Em meio a tantos aspectos, um fator era decisivo para o sucesso do filme: o bebê. Na trama de Las Acacias, o solitário e endurecido caminhoneiro Rubén (Germán de Silva), a pedido de seu chefe, dá carona a Jacinta (Hebe Duarte), mas descobre que ela, ao entrar no caminhão, traz um bebê, a pequena Anahy. É de Anahy o mérito de dar ao filme os momentos mais encantadores da história. Ou melhor, da pequena Nayra Calle Mamani, que tinha apenas quatro meses quando foi descoberta pela produção, que buscava originalmente gêmeas ou até trigêmeas. “Mas ela, Nayra, é tão especial, tem uma energia incrível e se comunica tão bem com o olhar que soube desde então que seria ela. Nós a encontramos apenas um mês antes de começar a filmar”, conta Giorgelli. “E ela é tão tranquila. Ao contrário do terceiro bebê, que chorava quase o tempo todo e que quase não entrou em cena, ela estava sempre de bom humor. Tem uma capacidade de se conectar muito bem com as pessoas.”

Mesmo sendo Nayra um bebê tranquilo, seu tempo e suas vontades foram determinantes para a dinâmica do trabalho no set. “Em questão de estratégia, a melhor coisa que fizemos foi planejar toda a filmagem em função do bebê.

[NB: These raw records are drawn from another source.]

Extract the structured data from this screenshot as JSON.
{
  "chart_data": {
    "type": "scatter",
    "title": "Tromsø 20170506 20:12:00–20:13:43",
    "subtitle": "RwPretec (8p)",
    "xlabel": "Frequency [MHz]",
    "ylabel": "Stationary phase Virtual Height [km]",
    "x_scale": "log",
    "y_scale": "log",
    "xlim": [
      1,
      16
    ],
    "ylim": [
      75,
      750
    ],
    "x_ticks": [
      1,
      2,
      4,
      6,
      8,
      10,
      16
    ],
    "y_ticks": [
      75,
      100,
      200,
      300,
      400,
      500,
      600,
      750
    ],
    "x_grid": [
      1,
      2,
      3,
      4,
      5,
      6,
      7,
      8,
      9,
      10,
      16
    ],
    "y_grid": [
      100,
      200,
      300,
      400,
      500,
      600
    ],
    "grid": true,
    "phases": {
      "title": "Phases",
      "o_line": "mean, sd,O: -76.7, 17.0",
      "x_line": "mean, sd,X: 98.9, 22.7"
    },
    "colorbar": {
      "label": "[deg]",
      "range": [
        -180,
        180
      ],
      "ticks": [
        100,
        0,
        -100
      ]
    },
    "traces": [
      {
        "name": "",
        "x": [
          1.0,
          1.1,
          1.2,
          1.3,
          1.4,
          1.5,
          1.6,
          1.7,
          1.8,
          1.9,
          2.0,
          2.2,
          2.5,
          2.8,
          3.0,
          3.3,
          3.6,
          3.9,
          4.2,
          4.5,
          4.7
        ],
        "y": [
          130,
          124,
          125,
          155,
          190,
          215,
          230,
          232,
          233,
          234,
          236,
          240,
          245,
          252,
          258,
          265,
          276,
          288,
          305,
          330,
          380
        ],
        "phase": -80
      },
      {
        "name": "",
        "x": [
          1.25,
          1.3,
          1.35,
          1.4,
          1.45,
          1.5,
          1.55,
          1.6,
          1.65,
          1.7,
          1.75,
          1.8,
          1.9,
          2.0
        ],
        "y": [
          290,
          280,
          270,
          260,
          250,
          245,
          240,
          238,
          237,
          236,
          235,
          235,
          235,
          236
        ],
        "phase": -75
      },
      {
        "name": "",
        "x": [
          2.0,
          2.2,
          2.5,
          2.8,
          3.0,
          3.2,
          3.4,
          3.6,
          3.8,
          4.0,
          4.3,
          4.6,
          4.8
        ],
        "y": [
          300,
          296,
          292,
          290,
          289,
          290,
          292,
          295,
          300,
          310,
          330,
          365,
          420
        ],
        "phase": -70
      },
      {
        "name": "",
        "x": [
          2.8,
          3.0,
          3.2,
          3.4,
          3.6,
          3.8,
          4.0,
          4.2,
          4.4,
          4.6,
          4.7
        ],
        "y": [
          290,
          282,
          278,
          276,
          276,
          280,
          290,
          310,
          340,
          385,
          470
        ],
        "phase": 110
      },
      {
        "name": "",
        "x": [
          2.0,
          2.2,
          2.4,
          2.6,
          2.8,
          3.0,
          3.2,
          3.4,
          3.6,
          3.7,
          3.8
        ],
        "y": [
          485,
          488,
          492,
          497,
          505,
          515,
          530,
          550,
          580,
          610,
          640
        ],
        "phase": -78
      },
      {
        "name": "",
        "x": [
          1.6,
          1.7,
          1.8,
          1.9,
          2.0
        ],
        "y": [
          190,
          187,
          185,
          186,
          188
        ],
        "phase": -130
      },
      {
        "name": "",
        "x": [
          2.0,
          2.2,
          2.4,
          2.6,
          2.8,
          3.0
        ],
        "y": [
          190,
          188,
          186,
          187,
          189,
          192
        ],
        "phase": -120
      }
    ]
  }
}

Ela era nosso Norte. Se ela queria parar, parávamos. Se ela queria seguir, seguíamos, sem apressá-la, sem incomodá-la, mas aproveitando sempre o que ela queria fazer”, explica o diretor, que ainda não era pai quando filmou, há alguns anos, seu primeiro filme. “Se ela queria parar, filmávamos com um boneco ou fazíamos cenas em que ela não estava.”

Hoje, pai de uma menina de 11 meses, ele se diz bem preparado para entender e lidar com uma criança. “Veja, tive ta

mbém uma menina. E aprendi que crianças não atuam. Crianças são. Esta foi uma grande lição que tirei do filme e que levo para minha vida de pai. Dei-me conta de que, às vezes, não podemos fazer nada. A única opção é observar e esperar seus momentos. E confiar que Nayra fosse fazer o que o roteiro fazia. E confio que minha filha vai ser uma menina feliz.”